I think you'd benefit from sending separate coverage reports to Coveralls in a matrix configuration---which we refer to as a parallel build.

Steps:

  1. Upload separate coverage reports - Rearrange your CI workflow to upload several coverage reports in several steps, in a matrix.
  2. Follow this Parallel Build Usage Example - Since using a matrix build results in uploading several, sparate coverage reports, you'll then be sending what we call a parallel build. This usage example from the Coveralls GitHub Action README should be a perfect example because it is expressly for a parallel build configured as a matrix.
    • Make sure you use the input options shown in the example (although the carryforward option is less of a requirement than the others---more nice-to-have).
    • In addition to those input options, continue using the format option (format: cobertura). But since there should only be one coverage report per upload, the file, or files option is less important, so you might try leaving it out, at least at first.
    • And as for the base-path option, try leaving that out at first too, until it's proven that there is a discrepancy between your coverage report(s) and your git repo that the integration can't correct for. Then we can try to find the correct value for base-path for each upload step, which should be different for each case.
marthijn commented 1 week ago

Hi @afinetooth ,

Thanks for your detailed answer! Because a dotnet build or dotnet test command will be executed on any target framework found in the solution (my strategy only includes .net 8.0.x), I would expect a merge of the coverage reports to go fine. Just like it does in an IDE like Rider. Coveralls works differently here?

I will of course try your suggestion to rearrange the CI, and let you know the outcome. Thanks again!

afinetooth commented 1 week ago

Hi, @marthijn.

You're welcome!

Because a dotnet build or dotnet test command will be executed on any target framework found in the solution (my strategy only includes .net 8.0.x), I would expect a merge of the coverage reports to go fine. Just like it does in an IDE like Rider. Coveralls works differently here?

No, it shouldn't. Coveralls will simply take any coverage reports it finds in your CI environment and merge them together into a single report. As long as the filenames of individual files are identical across those reports, Coveralls will merge those into the coverage stats for a single file.

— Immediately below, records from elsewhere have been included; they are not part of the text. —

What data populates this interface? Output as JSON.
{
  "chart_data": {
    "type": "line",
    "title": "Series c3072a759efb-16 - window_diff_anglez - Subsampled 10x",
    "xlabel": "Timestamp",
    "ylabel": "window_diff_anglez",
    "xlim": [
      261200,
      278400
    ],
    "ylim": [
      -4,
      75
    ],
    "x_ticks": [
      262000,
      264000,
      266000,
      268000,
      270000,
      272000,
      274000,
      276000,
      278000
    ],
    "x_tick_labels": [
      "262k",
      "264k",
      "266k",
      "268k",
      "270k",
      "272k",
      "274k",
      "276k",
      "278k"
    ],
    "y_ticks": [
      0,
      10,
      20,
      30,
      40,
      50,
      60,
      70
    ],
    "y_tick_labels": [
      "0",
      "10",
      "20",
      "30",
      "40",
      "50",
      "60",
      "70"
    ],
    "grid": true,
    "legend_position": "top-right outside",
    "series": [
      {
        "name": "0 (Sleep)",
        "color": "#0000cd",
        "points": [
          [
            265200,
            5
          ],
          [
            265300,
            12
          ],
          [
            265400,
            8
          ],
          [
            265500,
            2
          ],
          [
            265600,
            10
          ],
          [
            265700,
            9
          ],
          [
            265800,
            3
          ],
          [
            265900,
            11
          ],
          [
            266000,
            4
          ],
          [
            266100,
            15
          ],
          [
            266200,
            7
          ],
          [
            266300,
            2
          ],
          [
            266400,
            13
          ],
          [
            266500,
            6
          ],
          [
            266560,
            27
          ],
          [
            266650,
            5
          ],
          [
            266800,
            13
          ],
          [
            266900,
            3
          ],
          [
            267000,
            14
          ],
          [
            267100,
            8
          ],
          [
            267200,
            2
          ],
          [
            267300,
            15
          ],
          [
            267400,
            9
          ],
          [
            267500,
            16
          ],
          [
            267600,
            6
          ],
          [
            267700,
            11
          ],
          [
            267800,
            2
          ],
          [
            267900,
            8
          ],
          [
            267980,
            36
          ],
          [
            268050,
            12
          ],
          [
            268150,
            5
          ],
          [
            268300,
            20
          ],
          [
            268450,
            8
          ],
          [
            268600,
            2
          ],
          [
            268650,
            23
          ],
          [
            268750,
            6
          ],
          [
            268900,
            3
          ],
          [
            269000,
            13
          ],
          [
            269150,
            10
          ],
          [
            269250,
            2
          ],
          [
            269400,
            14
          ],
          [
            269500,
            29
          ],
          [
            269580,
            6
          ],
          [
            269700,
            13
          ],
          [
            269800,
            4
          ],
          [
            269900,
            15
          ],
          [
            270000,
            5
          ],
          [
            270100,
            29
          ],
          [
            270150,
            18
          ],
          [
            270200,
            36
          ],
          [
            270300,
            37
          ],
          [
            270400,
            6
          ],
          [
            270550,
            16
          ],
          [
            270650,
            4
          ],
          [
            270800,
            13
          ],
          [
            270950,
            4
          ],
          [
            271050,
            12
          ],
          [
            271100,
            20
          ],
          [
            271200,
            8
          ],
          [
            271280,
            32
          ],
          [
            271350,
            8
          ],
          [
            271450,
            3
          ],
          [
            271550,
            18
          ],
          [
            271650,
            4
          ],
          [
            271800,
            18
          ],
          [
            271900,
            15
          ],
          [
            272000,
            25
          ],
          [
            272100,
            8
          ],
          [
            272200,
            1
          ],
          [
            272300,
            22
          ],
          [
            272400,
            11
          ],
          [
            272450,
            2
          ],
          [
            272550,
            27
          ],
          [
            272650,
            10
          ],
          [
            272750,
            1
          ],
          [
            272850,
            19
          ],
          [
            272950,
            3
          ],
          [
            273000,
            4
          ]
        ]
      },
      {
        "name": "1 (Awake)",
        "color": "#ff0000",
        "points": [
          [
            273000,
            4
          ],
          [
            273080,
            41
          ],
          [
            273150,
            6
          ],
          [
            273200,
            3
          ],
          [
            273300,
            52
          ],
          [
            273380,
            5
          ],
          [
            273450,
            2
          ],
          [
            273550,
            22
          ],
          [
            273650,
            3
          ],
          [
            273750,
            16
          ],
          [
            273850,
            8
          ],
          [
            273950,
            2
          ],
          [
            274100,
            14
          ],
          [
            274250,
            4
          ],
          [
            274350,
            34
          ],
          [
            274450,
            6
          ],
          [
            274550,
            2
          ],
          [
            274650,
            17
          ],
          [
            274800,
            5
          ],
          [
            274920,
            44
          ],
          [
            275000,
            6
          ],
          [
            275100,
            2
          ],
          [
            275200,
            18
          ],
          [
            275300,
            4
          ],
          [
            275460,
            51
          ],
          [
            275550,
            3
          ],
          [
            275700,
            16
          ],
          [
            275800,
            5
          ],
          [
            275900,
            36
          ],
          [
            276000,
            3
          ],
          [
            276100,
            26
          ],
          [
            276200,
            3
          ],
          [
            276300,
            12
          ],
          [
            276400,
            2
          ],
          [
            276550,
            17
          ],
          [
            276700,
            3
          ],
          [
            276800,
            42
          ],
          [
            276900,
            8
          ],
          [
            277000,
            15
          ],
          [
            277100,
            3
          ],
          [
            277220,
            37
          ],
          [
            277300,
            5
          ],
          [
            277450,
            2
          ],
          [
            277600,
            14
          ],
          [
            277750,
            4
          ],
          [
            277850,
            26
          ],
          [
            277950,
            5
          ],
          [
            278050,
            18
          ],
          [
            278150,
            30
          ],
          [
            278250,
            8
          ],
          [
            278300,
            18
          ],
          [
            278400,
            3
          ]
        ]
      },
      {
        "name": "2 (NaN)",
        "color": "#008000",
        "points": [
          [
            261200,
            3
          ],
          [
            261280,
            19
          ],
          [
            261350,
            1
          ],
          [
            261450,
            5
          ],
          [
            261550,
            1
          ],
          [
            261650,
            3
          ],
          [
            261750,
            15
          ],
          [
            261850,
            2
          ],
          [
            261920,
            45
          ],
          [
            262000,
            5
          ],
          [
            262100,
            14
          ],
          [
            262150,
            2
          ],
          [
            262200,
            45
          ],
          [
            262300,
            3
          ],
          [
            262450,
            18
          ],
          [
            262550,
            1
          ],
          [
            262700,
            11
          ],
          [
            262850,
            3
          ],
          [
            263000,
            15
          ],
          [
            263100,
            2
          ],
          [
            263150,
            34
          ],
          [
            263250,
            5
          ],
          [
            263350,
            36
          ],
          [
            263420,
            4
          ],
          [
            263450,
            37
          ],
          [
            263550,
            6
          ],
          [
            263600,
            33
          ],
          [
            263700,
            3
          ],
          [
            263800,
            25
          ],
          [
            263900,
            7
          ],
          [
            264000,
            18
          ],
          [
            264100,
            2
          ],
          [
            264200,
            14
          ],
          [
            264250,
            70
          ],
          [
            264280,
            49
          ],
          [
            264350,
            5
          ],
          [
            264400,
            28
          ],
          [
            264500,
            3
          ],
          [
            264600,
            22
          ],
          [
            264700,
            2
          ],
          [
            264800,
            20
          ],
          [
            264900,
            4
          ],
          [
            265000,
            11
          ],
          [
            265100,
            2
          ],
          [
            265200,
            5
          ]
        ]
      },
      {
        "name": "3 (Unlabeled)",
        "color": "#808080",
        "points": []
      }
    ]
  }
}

So the coverage stats for src/init.js could some from three reports present in a single upload, and will all get merged into a single "source file" coverage report.

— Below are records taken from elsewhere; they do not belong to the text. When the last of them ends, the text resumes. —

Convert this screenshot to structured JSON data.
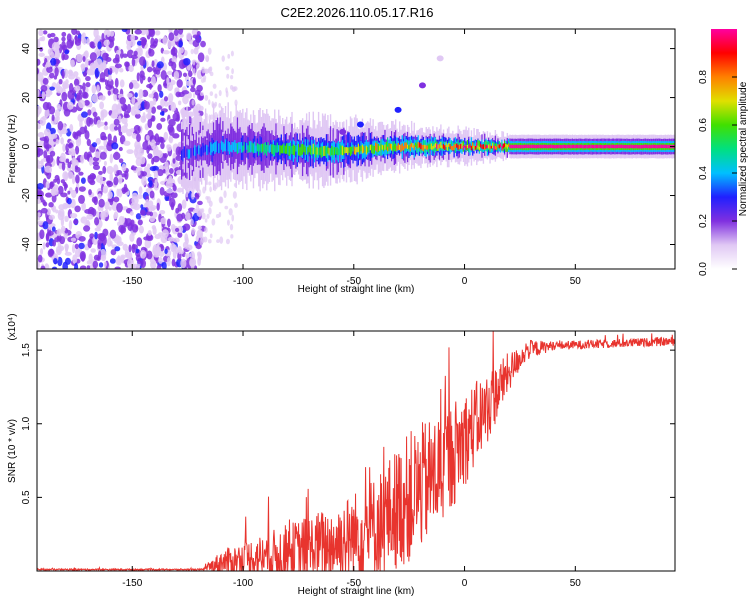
{
  "title": "C2E2.2026.110.05.17.R16",
  "chart_data": [
    {
      "type": "heatmap",
      "title": "",
      "xlabel": "Height of straight line (km)",
      "ylabel": "Frequency (Hz)",
      "xlim": [
        -193,
        95
      ],
      "ylim": [
        -50,
        48
      ],
      "xticks": [
        -150,
        -100,
        -50,
        0,
        50
      ],
      "xtick_labels": [
        "-150",
        "-100",
        "-50",
        "0",
        "50"
      ],
      "yticks": [
        -40,
        -20,
        0,
        20,
        40
      ],
      "ytick_labels": [
        "-40",
        "-20",
        "0",
        "20",
        "40"
      ],
      "colorbar": {
        "label": "Normalized spectral amplitude",
        "range": [
          0,
          1
        ],
        "ticks": [
          0.0,
          0.2,
          0.4,
          0.6,
          0.8
        ],
        "tick_labels": [
          "0.0",
          "0.2",
          "0.4",
          "0.6",
          "0.8"
        ],
        "colors": [
          "#ffffff",
          "#e0c8f4",
          "#8030e0",
          "#2020ff",
          "#00c0ff",
          "#00e080",
          "#40e000",
          "#e0e000",
          "#ff8000",
          "#ff0000",
          "#ff00a0"
        ]
      },
      "noise_region_x": [
        -193,
        -118
      ],
      "signal_band": {
        "x_start": -128,
        "x_end": 95,
        "center_freq": [
          [
            -128,
            -3
          ],
          [
            -110,
            0
          ],
          [
            -60,
            -2
          ],
          [
            -30,
            0
          ],
          [
            0,
            0
          ],
          [
            95,
            0
          ]
        ],
        "half_width": [
          [
            -128,
            6
          ],
          [
            -60,
            5
          ],
          [
            -20,
            3
          ],
          [
            20,
            2
          ],
          [
            95,
            2
          ]
        ],
        "peak_amplitude": [
          [
            -128,
            0.3
          ],
          [
            -80,
            0.55
          ],
          [
            -40,
            0.7
          ],
          [
            -10,
            0.85
          ],
          [
            20,
            0.95
          ],
          [
            95,
            0.95
          ]
        ]
      },
      "blobs": [
        {
          "x": -47,
          "y": 9,
          "amp": 0.25
        },
        {
          "x": -30,
          "y": 15,
          "amp": 0.25
        },
        {
          "x": -19,
          "y": 25,
          "amp": 0.15
        },
        {
          "x": -11,
          "y": 36,
          "amp": 0.1
        },
        {
          "x": -55,
          "y": 6,
          "amp": 0.15
        }
      ]
    },
    {
      "type": "line",
      "title": "",
      "xlabel": "Height of straight line (km)",
      "ylabel": "SNR (10 * v/v)",
      "y_multiplier": "(x10⁴)",
      "xlim": [
        -193,
        95
      ],
      "ylim": [
        0,
        1.63
      ],
      "xticks": [
        -150,
        -100,
        -50,
        0,
        50
      ],
      "xtick_labels": [
        "-150",
        "-100",
        "-50",
        "0",
        "50"
      ],
      "yticks": [
        0.5,
        1.0,
        1.5
      ],
      "ytick_labels": [
        "0.5",
        "1.0",
        "1.5"
      ],
      "color": "#e8342e",
      "trend": [
        [
          -193,
          0.01
        ],
        [
          -118,
          0.01
        ],
        [
          -110,
          0.06
        ],
        [
          -80,
          0.12
        ],
        [
          -60,
          0.18
        ],
        [
          -40,
          0.3
        ],
        [
          -25,
          0.5
        ],
        [
          -10,
          0.7
        ],
        [
          0,
          0.9
        ],
        [
          10,
          1.1
        ],
        [
          20,
          1.35
        ],
        [
          28,
          1.5
        ],
        [
          40,
          1.53
        ],
        [
          95,
          1.56
        ]
      ],
      "noise_amp": [
        [
          -193,
          0.005
        ],
        [
          -118,
          0.005
        ],
        [
          -110,
          0.08
        ],
        [
          -80,
          0.2
        ],
        [
          -50,
          0.3
        ],
        [
          -25,
          0.45
        ],
        [
          -10,
          0.4
        ],
        [
          10,
          0.25
        ],
        [
          25,
          0.08
        ],
        [
          40,
          0.03
        ],
        [
          95,
          0.03
        ]
      ]
    }
  ]
}
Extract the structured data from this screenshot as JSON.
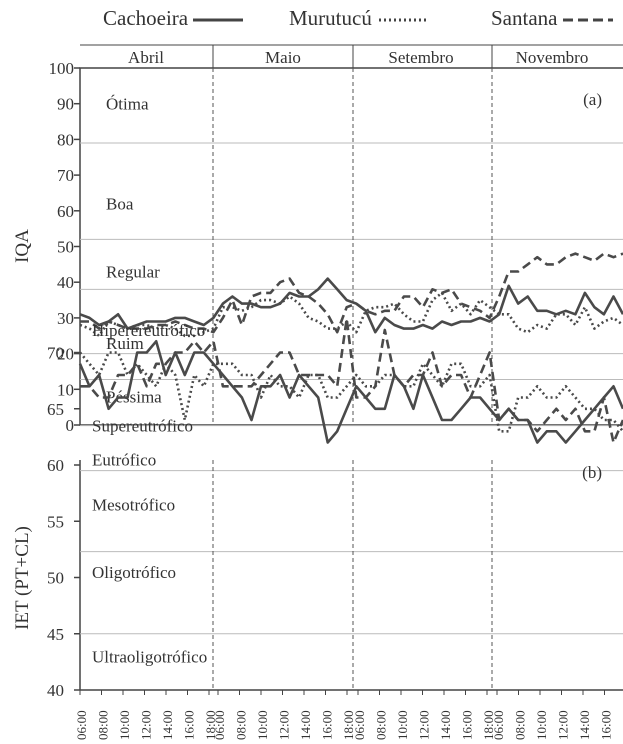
{
  "chart_data": [
    {
      "type": "line",
      "panel_label": "(a)",
      "ylabel": "IQA",
      "ylim": [
        0,
        100
      ],
      "yticks": [
        0,
        10,
        20,
        30,
        40,
        50,
        60,
        70,
        80,
        90,
        100
      ],
      "months": [
        "Abril",
        "Maio",
        "Setembro",
        "Novembro"
      ],
      "x_tick_labels": [
        "06:00",
        "08:00",
        "10:00",
        "12:00",
        "14:00",
        "16:00",
        "18:00"
      ],
      "grid": "horizontal lines at 20, 38, 52, 79",
      "legend_position": "top",
      "bands": [
        {
          "label": "Ótima",
          "y": 90
        },
        {
          "label": "Boa",
          "y": 62
        },
        {
          "label": "Regular",
          "y": 43
        },
        {
          "label": "Ruim",
          "y": 23
        },
        {
          "label": "Péssima",
          "y": 8
        }
      ],
      "series": [
        {
          "name": "Cachoeira",
          "style": "solid",
          "values": [
            31,
            30,
            28,
            29,
            31,
            27,
            28,
            29,
            29,
            29,
            30,
            30,
            29,
            28,
            30,
            34,
            36,
            34,
            34,
            33,
            33,
            34,
            37,
            36,
            36,
            38,
            41,
            38,
            35,
            34,
            32,
            26,
            30,
            28,
            27,
            27,
            28,
            27,
            29,
            28,
            29,
            29,
            30,
            29,
            31,
            39,
            34,
            36,
            32,
            32,
            31,
            32,
            31,
            37,
            33,
            31,
            36,
            31
          ]
        },
        {
          "name": "Murutucú",
          "style": "dotted",
          "values": [
            28,
            27,
            25,
            29,
            28,
            27,
            28,
            28,
            27,
            28,
            27,
            25,
            25,
            26,
            27,
            33,
            33,
            32,
            33,
            35,
            35,
            34,
            36,
            34,
            30,
            29,
            27,
            27,
            29,
            26,
            32,
            33,
            33,
            34,
            31,
            29,
            29,
            35,
            37,
            32,
            34,
            31,
            35,
            33,
            31,
            31,
            27,
            26,
            28,
            27,
            31,
            31,
            28,
            33,
            27,
            29,
            30,
            28
          ]
        },
        {
          "name": "Santana",
          "style": "dashed",
          "values": [
            29,
            29,
            27,
            29,
            28,
            27,
            27,
            27,
            28,
            28,
            29,
            28,
            27,
            27,
            26,
            30,
            35,
            28,
            36,
            37,
            37,
            40,
            41,
            37,
            36,
            34,
            31,
            26,
            33,
            34,
            32,
            31,
            32,
            32,
            36,
            36,
            33,
            38,
            37,
            38,
            34,
            33,
            32,
            30,
            36,
            43,
            43,
            45,
            47,
            45,
            45,
            47,
            48,
            47,
            46,
            48,
            47,
            48
          ]
        }
      ]
    },
    {
      "type": "line",
      "panel_label": "(b)",
      "ylabel": "IET (PT+CL)",
      "ylim": [
        40,
        72
      ],
      "yticks": [
        40,
        45,
        50,
        55,
        60,
        65,
        70
      ],
      "months": [
        "Abril",
        "Maio",
        "Setembro",
        "Novembro"
      ],
      "x_tick_labels": [
        "06:00",
        "08:00",
        "10:00",
        "12:00",
        "14:00",
        "16:00",
        "18:00"
      ],
      "grid": "horizontal lines at 45, 52.3, 59.5, 63.5, 67.6",
      "bands": [
        {
          "label": "Hiperereutrófico",
          "y": 72
        },
        {
          "label": "Supereutrófico",
          "y": 63.5
        },
        {
          "label": "Eutrófico",
          "y": 60.5
        },
        {
          "label": "Mesotrófico",
          "y": 56.5
        },
        {
          "label": "Oligotrófico",
          "y": 50.5
        },
        {
          "label": "Ultraoligotrófico",
          "y": 43
        }
      ],
      "series": [
        {
          "name": "Cachoeira",
          "style": "solid",
          "values": [
            69,
            67,
            68,
            65,
            66,
            66,
            70,
            70,
            71,
            68,
            70,
            68,
            70,
            70,
            69,
            68,
            67,
            66,
            64,
            67,
            67,
            68,
            66,
            68,
            67,
            66,
            62,
            63,
            65,
            67,
            66,
            65,
            65,
            68,
            67,
            65,
            68,
            66,
            64,
            64,
            65,
            66,
            66,
            65,
            64,
            65,
            64,
            64,
            62,
            63,
            63,
            62,
            63,
            64,
            65,
            66,
            67,
            65
          ]
        },
        {
          "name": "Murutucú",
          "style": "dotted",
          "values": [
            70,
            69,
            68,
            70,
            70,
            68,
            69,
            68,
            67,
            69,
            68,
            64,
            68,
            67,
            69,
            69,
            69,
            68,
            68,
            66,
            68,
            67,
            67,
            66,
            68,
            68,
            66,
            66,
            67,
            68,
            67,
            67,
            68,
            68,
            67,
            67,
            69,
            68,
            67,
            69,
            69,
            67,
            67,
            68,
            63,
            63,
            66,
            66,
            67,
            66,
            66,
            67,
            66,
            65,
            65,
            64,
            64,
            63
          ]
        },
        {
          "name": "Santana",
          "style": "dashed",
          "values": [
            67,
            67,
            66,
            66,
            68,
            68,
            69,
            67,
            69,
            69,
            70,
            70,
            71,
            70,
            71,
            67,
            67,
            67,
            67,
            68,
            69,
            70,
            70,
            68,
            68,
            68,
            68,
            67,
            73,
            66,
            66,
            67,
            72,
            68,
            67,
            68,
            68,
            70,
            67,
            68,
            68,
            66,
            68,
            70,
            64,
            65,
            64,
            64,
            63,
            64,
            65,
            64,
            65,
            63,
            63,
            66,
            62,
            64
          ]
        }
      ]
    }
  ],
  "legend": [
    {
      "name": "Cachoeira",
      "style": "solid"
    },
    {
      "name": "Murutucú",
      "style": "dotted"
    },
    {
      "name": "Santana",
      "style": "dashed"
    }
  ]
}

However, if any/each of those coverage reports have a different path to the same file, because where the tests were run relative to the source file's location was different, for instance:

Then those will end up as three (3) separate source file coverage reports, because the files will be considered different files.

An upload step can only take one corrective base-path: input, which will be applied to all reports in the upload. So if you have different paths to the same file across different reports, and you want to correct those, you will have to upload the reports individually.

One approach is to, first, upload all reports generated from a test run, as artifacts, then iterate through each with a different upload step in your CI config.